Desenvolvimento de bebês modificados geneticamente preocupa cientistas
O chinês He Jiankui revelou em 2018 que tinha modificado embriões para criar uma mutação que lhes daria imunidade natural contra o HIV
AFP
Publicado em 3 de dezembro de 2019 às 21h13.
As gêmeas chinesas nascidas em 2018 de embriões modificados geneticamente provavelmente têm mutações imprevistas em seu genoma resultante de sua manipulação, afirmaram nesta terça-feira (3) cientistas após a publicação de uma versão não divulgada do estudo que detalha o experimento.
O anúncio do nascimento surpreendeu o mundo inteiro em novembro de 2018. O cientista He Jiankui revelou em Hong Kong que tinha modificado embriões no âmbito de uma fertilização in vitro para um casal, com a finalidade de criar uma mutação de seu genoma que lhes daria imunidade natural contra o HIV, o vírus causador da aids, durante sua vida.
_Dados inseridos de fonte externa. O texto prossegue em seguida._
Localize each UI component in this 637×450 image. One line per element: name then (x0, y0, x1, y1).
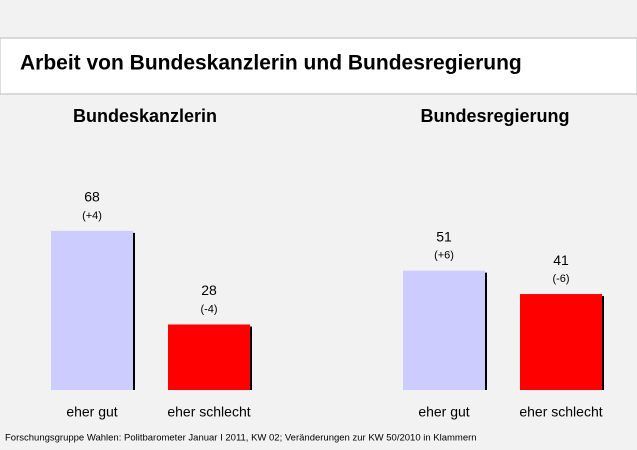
page-title: Arbeit von Bundeskanzlerin und Bundesreg… (20, 52, 522, 75)
change-label: (-4) (200, 303, 217, 315)
bar (403, 270, 485, 390)
category-label: eher gut (418, 404, 469, 420)
bar (168, 324, 250, 390)
panel-title: Bundeskanzlerin (73, 106, 217, 126)
category-label: eher schlecht (519, 404, 602, 420)
source-note: Forschungsgruppe Wahlen: Politbarometer … (5, 433, 477, 444)
value-label: 41 (553, 252, 569, 268)
change-label: (+6) (434, 250, 454, 262)
category-label: eher schlecht (167, 404, 250, 420)
value-label: 51 (436, 228, 452, 244)
change-label: (+4) (82, 210, 102, 222)
category-label: eher gut (66, 404, 117, 420)
title-band (0, 37, 637, 95)
bar (51, 230, 133, 390)
panel-title: Bundesregierung (420, 106, 569, 126)
bar (520, 294, 602, 390)
value-label: 68 (84, 189, 100, 205)
change-label: (-6) (552, 273, 569, 285)
value-label: 28 (201, 282, 217, 298)
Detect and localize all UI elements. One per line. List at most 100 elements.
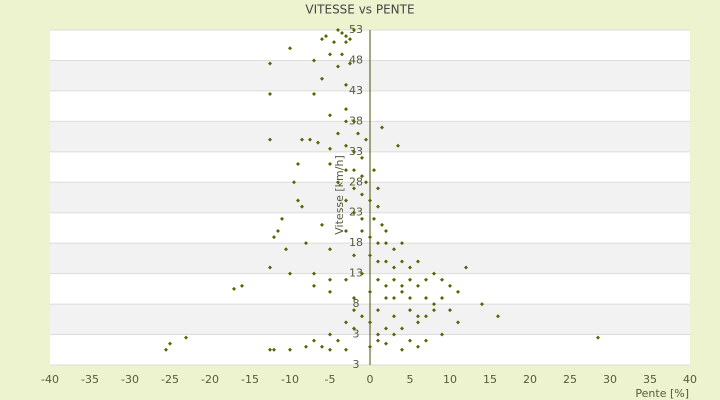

O procedimento não tinha nenhuma justificativa médica, visto que já existem técnicas para impedir sua contaminação pelo pai soropositivo.
Nasceram gêmeas e foram chamadas Lulu e Nana, e mais não se sabe. Seus pais quiseram manter sua vida em segredo.
A comunidade científica internacional e as autoridades criticaram duramente o experimento de He Jiankui e o caso avivou os chamados a proibir bebês modificados com as tesouras moleculares "Crispr".
Um jornalista da revista MIT Technology Review recebeu o manuscrito do estudo que o cientista chinês tentou fazer publicar por revistas científicas prestigiosas e que detalha seu método e seus resultados.
Mas o texto do estudo confirma o que muitos especialistas suspeitavam: na verdade, demonstra que a mutação tentada, em parte do gene CCR5, não teve êxito, segundo geneticistas consultados.
O estudo diz que a mutação realizada é "similar" à que confere a imunidade, mas não idêntica.
Dados incluídos nos anexos apontam, ainda, que as gêmeas sofreram mutações em outros lugares de seu genoma e provavelmente distintas entre uma célula e outra, o que pode ter consequências imprevisíveis.
"Crispr" é uma técnica revolucionária de modificação do genoma inventada em 2012, muito mais simples de usar que tecnologias anteriores. Mas as tesouras cortam frequentemente do lado do lugar desejado e os geneticistas repetem que a tecnologia ainda está longe de ser perfeita para ser usada com fins terapêuticos.
"Há muitos problemas no caso das gêmeas Crispr. Todos os princípios étnicos estabelecidos foram afetados, mas também há um grande problema científico: não controlou o que fazia a Crispr e isto teve muitas consequências imprevistas", disse o professor de genética Kiran Musunuru, da Universidade da Pensilvânia, em entrevista recente à AFP.